Confession: I don’t know what to do now that my goal race is over.
My goal race, the GoodLife Half Marathon, is over. After months of training, I can’t believe I can finally say that. I could tell you every detail of my race: how I thought I was on pace, then I wasn’t, how I stopped at one water station or how I don’t really remember the race between 10 and 15K. Instead, I’d like to talk about what a “goal race” meant at the end of my four months of training.
This was the first time I realized that there’s a difference between a running a race and racing one. Leading up to the race, friends and family kept saying “you’ll be fine!” whenever I said how nervous I was. What dawned on me was that for the first time, for the entire race, I would be fighting to run as fast as I could.
Before I signed up to run with the Adaptive Running Academy (back when I described myself as a “middle of the pack runner”) I assumed that when I toed the start line I’d be able to comfortably run a faster half-marathon because I’d be properly trained. Of course, that’s not the race I decided to run. While I could have run a 1:40 half and high-fived spectators, I chose to push hard for the entire 21.1K.
Did I enjoy the race? Confession: Not really.
At eight kilometres in, I was hit with a staggering stitch and I had to stop and walk for about a minute, but other than that, I felt like my training was on point and I ran the best race I could. Why then was it not enjoyable? I still don’t know.
I crossed the finish line in 1:36:37– a full ten minutes faster than my PB before working with my coach. I came ninth in my age category and I was the 27th woman overall. It’s an incredible achievement for me on many levels – those are certainly not numbers I thought I’d ever see. The thing I’m most proud of, however, is the five times a week I ran from January 1 to April 30. These include those 6 a.m. runs when it was -25 outside; the evening hill repeats at breakneck pace when I wanted to throw in the towel; and the early bedtimes night after night when I would rather have been out with friends.
That “finish line feeling” didn’t come on race day. I realize it came during training. I felt it when a small group of us ran through one of the winter’s worst snowstorms, we took a detour to run along the boardwalk as the waves crashed in through the dark. I felt it when I did speed work with my fellow teammates matching me stride for stride. We were pushing each other to do our best. I felt it when I was sprinting around Woodbine Park and the sun was setting behind the CN Tower on one of the first warm days of the spring.
We can’t choose when running will reward us. If we work for months and put all the pressure on one event to prove our worth, we may be disappointed.

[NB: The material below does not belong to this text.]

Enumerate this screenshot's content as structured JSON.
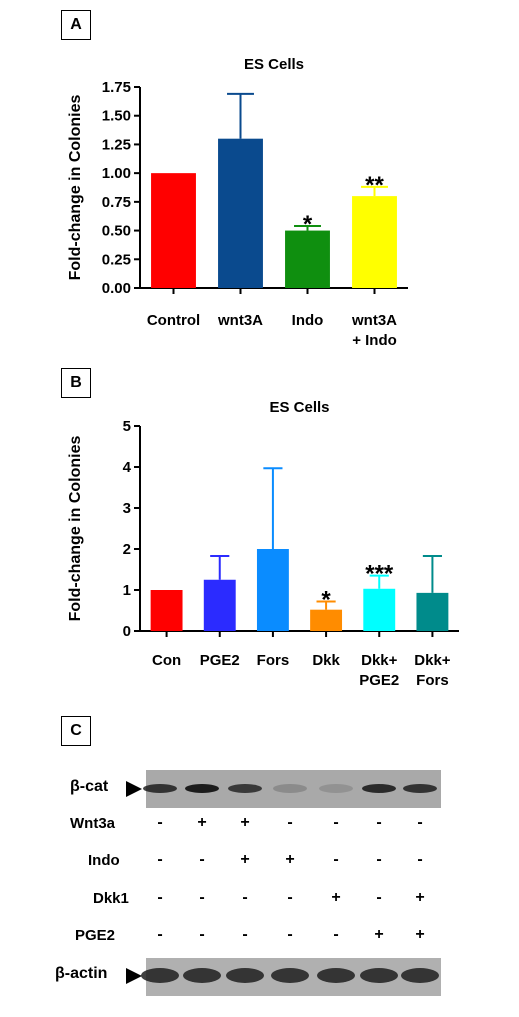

At our carb-o-loading brunch the day before race day, a fellow runner reminded me that it was about the journey. “Don’t think of it as a final exam,” she urged, “It’s a graduation party.” When I crossed the finish line and I didn’t actually cry. I expected to feel a wave of relief, pride, joy, and accomplishment crossing the finish line. I simply felt tired. Physically, my body was near-broken from running as fast as I could for over 90 minutes. Mentally, I was tired of keeping running in mind every time I made a decision over these past few months. I was relieved to know that for now, I would be able to get a chance to just relax.
I’m a different person after my training. I am extremely grateful to my coach and my teammates for being genuinely invested in my improvement as a runner. I would recommend working with a coach to anyone – I was able to accomplish things I didn’t think were possible. I had so much fun, I met new people and I realized that I can be extremely disciplined if I put my mind to it.
So am I still a middle-of-the-pack runner? It appears that I am not. But here’s a confession: I can’t wait to run a slower race. On June 25th, I’m pacing the new Waterfront 10K race in Toronto at about 15 minutes slower than I would normally run 10K. I’m looking forward to enjoying the race by chatting with runners and helping them accomplish their goals. I’ll high-five spectators, smile and remember that I’m lucky to be able to keep putting one foot in front of the other.